Saudi Arabia has sought to boost oil sales to China, the world's second-largest oil market, after losing market share to Russia last year, by working mostly with China's top three state oil firms.
Saudi Arabia’s King Salman oversaw the signing of deals worth as much as $65 billion on the first day of a visit to Beijing on Thursday, as the world’s largest oil exporter looks to cement ties with the world’s second-largest economy. The deals included a memorandum of understanding (MoU) between giant state oil firm Saudi Aramco and China North Industries Group Corp (Norinco), to look into building refining and chemical plants in China. Saudi Basic Industries Corp (SABIC) and Sinopec, which already jointly run a chemical complex in Tinajin, also agreed to develop petrochemical projects in both China and Saudi Arabia.

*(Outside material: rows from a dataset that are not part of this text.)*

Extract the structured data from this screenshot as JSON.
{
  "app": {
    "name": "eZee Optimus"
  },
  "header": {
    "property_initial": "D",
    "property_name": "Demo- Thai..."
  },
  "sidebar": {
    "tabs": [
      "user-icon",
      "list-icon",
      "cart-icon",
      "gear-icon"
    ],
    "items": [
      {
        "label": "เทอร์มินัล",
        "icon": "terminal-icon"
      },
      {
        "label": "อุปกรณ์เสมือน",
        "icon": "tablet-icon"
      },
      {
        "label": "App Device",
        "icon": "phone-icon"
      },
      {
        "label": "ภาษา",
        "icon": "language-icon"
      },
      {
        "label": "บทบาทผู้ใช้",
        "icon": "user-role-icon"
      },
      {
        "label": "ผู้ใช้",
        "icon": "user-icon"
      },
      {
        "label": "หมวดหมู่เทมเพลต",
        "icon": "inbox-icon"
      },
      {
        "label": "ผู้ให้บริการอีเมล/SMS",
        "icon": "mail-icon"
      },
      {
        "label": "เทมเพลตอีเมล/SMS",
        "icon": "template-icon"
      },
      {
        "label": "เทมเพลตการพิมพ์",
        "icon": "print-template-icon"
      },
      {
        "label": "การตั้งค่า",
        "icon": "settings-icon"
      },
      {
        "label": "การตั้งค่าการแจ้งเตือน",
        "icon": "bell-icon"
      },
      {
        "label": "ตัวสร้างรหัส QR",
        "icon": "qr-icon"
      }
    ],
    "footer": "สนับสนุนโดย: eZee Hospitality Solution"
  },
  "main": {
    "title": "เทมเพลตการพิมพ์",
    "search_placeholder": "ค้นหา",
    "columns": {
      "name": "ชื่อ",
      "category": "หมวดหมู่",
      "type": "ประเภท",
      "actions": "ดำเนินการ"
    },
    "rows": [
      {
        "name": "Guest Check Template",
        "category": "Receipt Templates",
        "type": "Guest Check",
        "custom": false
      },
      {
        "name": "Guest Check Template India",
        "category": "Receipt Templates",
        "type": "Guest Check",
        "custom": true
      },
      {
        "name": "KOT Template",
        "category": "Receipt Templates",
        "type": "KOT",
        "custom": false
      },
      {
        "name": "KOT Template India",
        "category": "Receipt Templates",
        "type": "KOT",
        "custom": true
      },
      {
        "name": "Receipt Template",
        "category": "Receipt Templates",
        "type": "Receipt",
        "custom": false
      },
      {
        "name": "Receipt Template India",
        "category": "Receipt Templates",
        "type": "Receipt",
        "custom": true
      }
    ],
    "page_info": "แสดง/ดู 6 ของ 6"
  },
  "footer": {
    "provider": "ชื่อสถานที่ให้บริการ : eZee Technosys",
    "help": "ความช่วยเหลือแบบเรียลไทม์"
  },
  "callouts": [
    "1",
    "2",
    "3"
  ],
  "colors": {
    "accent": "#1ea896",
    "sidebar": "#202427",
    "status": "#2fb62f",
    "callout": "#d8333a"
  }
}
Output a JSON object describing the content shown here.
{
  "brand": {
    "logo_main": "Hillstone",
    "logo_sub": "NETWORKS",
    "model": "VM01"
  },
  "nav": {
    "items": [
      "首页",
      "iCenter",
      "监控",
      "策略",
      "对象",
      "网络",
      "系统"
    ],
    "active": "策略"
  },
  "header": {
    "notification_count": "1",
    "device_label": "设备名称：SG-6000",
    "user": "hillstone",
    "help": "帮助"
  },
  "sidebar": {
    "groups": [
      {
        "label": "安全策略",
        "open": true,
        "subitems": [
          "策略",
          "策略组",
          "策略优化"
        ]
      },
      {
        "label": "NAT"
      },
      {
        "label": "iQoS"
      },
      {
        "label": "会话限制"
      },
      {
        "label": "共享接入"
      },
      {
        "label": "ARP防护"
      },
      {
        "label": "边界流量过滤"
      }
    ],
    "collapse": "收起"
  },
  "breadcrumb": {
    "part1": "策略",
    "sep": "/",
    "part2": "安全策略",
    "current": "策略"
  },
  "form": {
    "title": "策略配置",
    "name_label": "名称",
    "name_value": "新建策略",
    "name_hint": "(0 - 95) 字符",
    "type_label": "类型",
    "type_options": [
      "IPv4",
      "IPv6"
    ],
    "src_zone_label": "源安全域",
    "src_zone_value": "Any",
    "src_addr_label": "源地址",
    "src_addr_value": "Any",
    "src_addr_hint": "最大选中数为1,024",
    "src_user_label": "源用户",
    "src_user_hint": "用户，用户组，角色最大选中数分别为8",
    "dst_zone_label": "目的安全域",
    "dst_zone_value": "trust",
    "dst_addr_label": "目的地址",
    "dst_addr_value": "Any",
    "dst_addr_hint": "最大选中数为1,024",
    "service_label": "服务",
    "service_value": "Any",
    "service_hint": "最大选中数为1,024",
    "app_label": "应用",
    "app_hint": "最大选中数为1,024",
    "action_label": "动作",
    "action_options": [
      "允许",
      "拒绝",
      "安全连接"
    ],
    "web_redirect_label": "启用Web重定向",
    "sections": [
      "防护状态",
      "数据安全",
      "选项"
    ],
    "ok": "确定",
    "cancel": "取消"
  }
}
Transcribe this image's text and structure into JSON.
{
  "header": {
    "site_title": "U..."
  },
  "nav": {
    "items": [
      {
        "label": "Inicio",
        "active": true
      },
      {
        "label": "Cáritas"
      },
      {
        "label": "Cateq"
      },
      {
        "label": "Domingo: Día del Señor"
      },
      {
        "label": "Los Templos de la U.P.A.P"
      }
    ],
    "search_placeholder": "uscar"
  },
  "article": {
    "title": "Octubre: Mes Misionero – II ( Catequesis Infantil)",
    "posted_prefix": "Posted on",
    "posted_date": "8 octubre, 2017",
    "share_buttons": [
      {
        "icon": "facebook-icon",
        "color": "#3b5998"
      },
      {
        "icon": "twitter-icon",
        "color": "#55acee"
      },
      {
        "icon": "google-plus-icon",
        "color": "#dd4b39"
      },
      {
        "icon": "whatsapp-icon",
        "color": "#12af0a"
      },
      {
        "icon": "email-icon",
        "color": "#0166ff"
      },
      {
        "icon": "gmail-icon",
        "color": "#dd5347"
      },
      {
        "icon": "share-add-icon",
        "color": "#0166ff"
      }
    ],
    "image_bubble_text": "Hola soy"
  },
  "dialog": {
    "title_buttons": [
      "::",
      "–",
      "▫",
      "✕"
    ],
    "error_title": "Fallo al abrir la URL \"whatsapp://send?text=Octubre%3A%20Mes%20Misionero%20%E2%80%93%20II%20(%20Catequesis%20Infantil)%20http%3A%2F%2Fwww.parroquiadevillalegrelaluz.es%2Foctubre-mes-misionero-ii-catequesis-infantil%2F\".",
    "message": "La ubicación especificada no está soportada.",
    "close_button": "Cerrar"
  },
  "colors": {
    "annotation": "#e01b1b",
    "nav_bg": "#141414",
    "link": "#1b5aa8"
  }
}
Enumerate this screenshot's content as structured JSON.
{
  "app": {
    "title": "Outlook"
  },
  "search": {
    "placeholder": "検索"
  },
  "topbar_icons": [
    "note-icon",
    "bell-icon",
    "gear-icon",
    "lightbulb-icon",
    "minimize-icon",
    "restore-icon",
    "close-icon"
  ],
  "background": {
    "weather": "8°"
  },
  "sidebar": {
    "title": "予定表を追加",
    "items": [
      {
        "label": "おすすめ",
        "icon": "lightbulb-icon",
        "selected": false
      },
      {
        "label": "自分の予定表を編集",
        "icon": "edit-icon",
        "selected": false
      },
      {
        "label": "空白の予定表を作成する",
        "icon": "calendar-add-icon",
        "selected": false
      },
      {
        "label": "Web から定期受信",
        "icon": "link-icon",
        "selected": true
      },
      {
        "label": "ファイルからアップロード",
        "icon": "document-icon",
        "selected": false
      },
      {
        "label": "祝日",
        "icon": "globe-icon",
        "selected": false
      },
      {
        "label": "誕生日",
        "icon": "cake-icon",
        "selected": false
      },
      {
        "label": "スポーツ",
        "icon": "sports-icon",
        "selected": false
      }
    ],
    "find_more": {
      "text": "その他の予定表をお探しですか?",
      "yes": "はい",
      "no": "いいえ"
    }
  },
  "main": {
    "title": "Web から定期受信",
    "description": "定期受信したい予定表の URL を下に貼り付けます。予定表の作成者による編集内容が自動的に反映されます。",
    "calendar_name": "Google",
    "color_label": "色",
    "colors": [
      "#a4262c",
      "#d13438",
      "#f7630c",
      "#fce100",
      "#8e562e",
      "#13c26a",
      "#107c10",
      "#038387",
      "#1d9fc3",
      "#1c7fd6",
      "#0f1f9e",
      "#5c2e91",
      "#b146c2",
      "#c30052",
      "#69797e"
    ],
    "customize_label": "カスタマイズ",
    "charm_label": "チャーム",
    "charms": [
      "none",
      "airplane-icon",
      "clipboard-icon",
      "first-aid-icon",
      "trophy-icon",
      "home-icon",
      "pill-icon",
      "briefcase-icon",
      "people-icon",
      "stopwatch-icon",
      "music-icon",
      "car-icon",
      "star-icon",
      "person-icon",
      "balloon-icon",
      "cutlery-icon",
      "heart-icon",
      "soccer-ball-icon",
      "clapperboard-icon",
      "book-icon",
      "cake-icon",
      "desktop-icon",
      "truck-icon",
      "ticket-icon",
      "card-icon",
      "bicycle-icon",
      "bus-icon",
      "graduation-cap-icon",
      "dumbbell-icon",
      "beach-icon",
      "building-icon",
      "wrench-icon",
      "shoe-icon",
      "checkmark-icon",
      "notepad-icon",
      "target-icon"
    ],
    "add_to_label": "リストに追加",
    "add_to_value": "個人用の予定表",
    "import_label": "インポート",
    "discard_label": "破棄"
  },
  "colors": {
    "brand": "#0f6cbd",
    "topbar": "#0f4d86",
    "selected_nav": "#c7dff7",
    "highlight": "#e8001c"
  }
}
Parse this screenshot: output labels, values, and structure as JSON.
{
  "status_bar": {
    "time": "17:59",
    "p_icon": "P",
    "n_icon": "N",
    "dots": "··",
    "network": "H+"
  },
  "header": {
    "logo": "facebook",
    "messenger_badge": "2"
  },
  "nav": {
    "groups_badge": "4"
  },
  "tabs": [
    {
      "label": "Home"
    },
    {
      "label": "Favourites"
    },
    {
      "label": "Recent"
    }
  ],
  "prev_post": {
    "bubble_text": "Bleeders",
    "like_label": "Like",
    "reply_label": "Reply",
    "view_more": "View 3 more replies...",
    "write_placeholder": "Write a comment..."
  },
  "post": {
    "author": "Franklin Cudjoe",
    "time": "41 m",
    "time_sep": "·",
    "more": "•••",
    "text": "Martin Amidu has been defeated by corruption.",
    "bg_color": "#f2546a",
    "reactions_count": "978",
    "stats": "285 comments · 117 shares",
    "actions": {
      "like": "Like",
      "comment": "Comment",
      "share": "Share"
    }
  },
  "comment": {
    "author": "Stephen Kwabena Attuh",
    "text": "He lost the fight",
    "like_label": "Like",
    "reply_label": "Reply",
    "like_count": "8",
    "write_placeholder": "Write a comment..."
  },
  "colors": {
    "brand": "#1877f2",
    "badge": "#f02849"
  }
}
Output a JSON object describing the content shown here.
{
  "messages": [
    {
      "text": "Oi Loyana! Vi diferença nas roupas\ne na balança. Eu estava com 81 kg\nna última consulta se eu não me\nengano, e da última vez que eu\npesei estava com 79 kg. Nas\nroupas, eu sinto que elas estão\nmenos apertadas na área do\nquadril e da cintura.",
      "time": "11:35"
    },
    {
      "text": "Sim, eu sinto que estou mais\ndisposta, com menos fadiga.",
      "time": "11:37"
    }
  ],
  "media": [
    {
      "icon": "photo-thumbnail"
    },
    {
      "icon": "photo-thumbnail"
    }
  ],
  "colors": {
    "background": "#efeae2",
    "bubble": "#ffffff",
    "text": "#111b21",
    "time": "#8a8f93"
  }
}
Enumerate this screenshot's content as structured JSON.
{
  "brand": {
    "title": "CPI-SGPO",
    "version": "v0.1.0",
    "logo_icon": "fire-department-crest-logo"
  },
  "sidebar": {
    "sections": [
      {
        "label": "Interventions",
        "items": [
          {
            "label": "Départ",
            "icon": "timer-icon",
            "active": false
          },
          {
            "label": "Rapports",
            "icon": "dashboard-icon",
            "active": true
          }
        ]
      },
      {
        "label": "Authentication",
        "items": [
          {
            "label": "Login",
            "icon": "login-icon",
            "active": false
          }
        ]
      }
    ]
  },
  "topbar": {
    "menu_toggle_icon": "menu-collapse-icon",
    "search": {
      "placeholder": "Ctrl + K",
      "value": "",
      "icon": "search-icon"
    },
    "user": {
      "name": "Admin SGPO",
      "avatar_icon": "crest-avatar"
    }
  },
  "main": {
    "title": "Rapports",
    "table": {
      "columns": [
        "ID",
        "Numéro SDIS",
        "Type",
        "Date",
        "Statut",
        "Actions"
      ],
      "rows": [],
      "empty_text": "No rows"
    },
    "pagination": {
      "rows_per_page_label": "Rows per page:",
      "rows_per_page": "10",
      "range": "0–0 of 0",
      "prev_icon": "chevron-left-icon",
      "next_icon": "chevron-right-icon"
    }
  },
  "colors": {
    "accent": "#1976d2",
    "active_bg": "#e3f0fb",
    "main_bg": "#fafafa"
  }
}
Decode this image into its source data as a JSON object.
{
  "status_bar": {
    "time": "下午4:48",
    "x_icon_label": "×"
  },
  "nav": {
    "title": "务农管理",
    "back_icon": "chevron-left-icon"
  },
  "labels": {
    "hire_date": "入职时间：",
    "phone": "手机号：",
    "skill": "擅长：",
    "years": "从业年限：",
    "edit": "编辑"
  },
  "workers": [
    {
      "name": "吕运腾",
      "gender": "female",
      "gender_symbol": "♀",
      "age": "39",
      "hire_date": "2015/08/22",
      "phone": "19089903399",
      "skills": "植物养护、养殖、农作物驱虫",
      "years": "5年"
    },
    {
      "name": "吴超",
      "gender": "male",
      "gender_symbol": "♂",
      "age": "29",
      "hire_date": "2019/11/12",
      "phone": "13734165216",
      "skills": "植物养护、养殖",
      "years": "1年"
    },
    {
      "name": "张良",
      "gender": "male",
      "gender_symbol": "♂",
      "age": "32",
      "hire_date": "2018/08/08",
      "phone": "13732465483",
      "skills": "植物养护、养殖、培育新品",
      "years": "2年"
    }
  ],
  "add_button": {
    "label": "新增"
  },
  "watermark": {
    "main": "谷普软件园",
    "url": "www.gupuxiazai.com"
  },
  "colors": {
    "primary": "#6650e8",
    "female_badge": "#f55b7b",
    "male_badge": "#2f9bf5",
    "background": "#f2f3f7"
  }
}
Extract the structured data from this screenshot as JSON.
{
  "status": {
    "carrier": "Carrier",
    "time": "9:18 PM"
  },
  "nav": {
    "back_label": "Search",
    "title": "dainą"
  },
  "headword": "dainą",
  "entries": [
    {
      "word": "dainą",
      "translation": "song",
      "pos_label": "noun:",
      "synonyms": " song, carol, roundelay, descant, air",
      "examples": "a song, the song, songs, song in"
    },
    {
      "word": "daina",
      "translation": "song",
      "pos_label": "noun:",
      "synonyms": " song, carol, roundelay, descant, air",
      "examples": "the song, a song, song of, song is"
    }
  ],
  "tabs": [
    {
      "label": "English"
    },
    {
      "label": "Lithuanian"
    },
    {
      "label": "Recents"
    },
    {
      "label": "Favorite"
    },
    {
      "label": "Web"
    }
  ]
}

Saudi Arabia’s octogenarian monarch, who has overseen the launch of an ambitious economic reform plan since his accession two years ago, is on a month-long Asian tour.
The visits to countries that are some of world’s fastest growing importers of Saudi oil aim to promote investment opportunities in the kingdom, including the sale of a stake in Aramco. Saudi Arabia has sought to boost oil sales to China, the world’s second-largest oil market, after losing market share to Russia last year, by working mostly with China’s top three state oil firms. In Beijing’s cavernous Great Hall of the People, President Xi Jinping told Salman that China was a reliable and stable oil export market and the two countries should deepen cooperation.
“For a long time, China and Islamic countries have respected each other and had win-win cooperation, and have created a model of the peaceful coexistence of different cultures,” Xi said, according to China’s Foreign Ministry. Salman told Xi he hoped China could play an even greater role in Middle East affairs, the ministry added. “Saudi Arabia is willing to work hard with China to promote global and regional peace, security and prosperity,” Salman said.
Deputy Chinese Foreign Minister Zhang Ming said the memorandums of understanding and letters of intent were potentially worth about $65 billion, involving everything from energy to space. “President Xi Jinping and King Salman are old friends,” Zhang said. “Practical cooperation between China and Saudi Arabia has already made major achievements, and has huge potential.” A statement later posted on Saudi state news agency SPA said the documents included an MoU for the kingdom to participate in China’s Chang E-4 moon mission and a partnership agreement for manufacturing drones.
Besides the MoUs agreed between the two governments, Saudi and Chinese companies signed 21 deals, ranging from exploring investments in oil and petrochemical plants to ecommerce and co-operating in renewable energy markets. For Saudi Aramco, the potential investments fit with its strategy to expand its refining and chemicals portfolio in its bid to diversify assets and secure long-term agreements for its oil. Beijing, for its part, has recently loosened its grip on a sector long dominated by the country’s top three energy giants in an effort to boost private investment as the economy cools. The Norinco deal could involve exploring the possibility of a greenfield refinery and chemical plant in Panjin, Liaoning province, while also upgrading an existing refinery and petrochemical facility in the same location, an industry source said.
“This MoU shows Aramco is determined to expand its market share in the Far East by looking beyond oil majors and working closely with new independent clients within its biggest market,” said Sadad al-Husseini, an energy consultant and former senior Aramco executive. Aramco said in written statements the MoU was for the development of refinery and chemical facilities.
The state oil giant also signed an MoU with Aerosun Corp for the manufacture of reinforced thermoplastic pipes and components.
China has traditionally played little role in Middle East conflicts or diplomacy, despite its reliance on the region for oil. But it has been trying to get more involved in efforts to end Syria’s six-year-old civil war, where Riyadh supports rebels battling President Bashar al-Assad. Last year China also offered support for Yemen’s government, which is backed by a Saudi-led Gulf Arab coalition in a war against the Iranian-aligned Houthi movement that controls much of the country.
Zhang said both the Yemen and Syria crises were discussed by Salman and Xi, and both leaders agreed that these issues must be resolved politically via talks. China has had to tread a careful line, though, as it also has close relations with Iran. Xi visited both Saudi Arabia and Iran in January last year. Next week Israeli Prime Minister Benjamin Netanyahu visits China.
One Beijing-based diplomat from a Muslim-majority country told Reuters that China was trying to play the role of “honest broker” in the Middle East, as it lacks the historical baggage of the Americans or the Europeans. “China does not take sides and that is appreciated,” said the diplomat, speaking on condition of anonymity.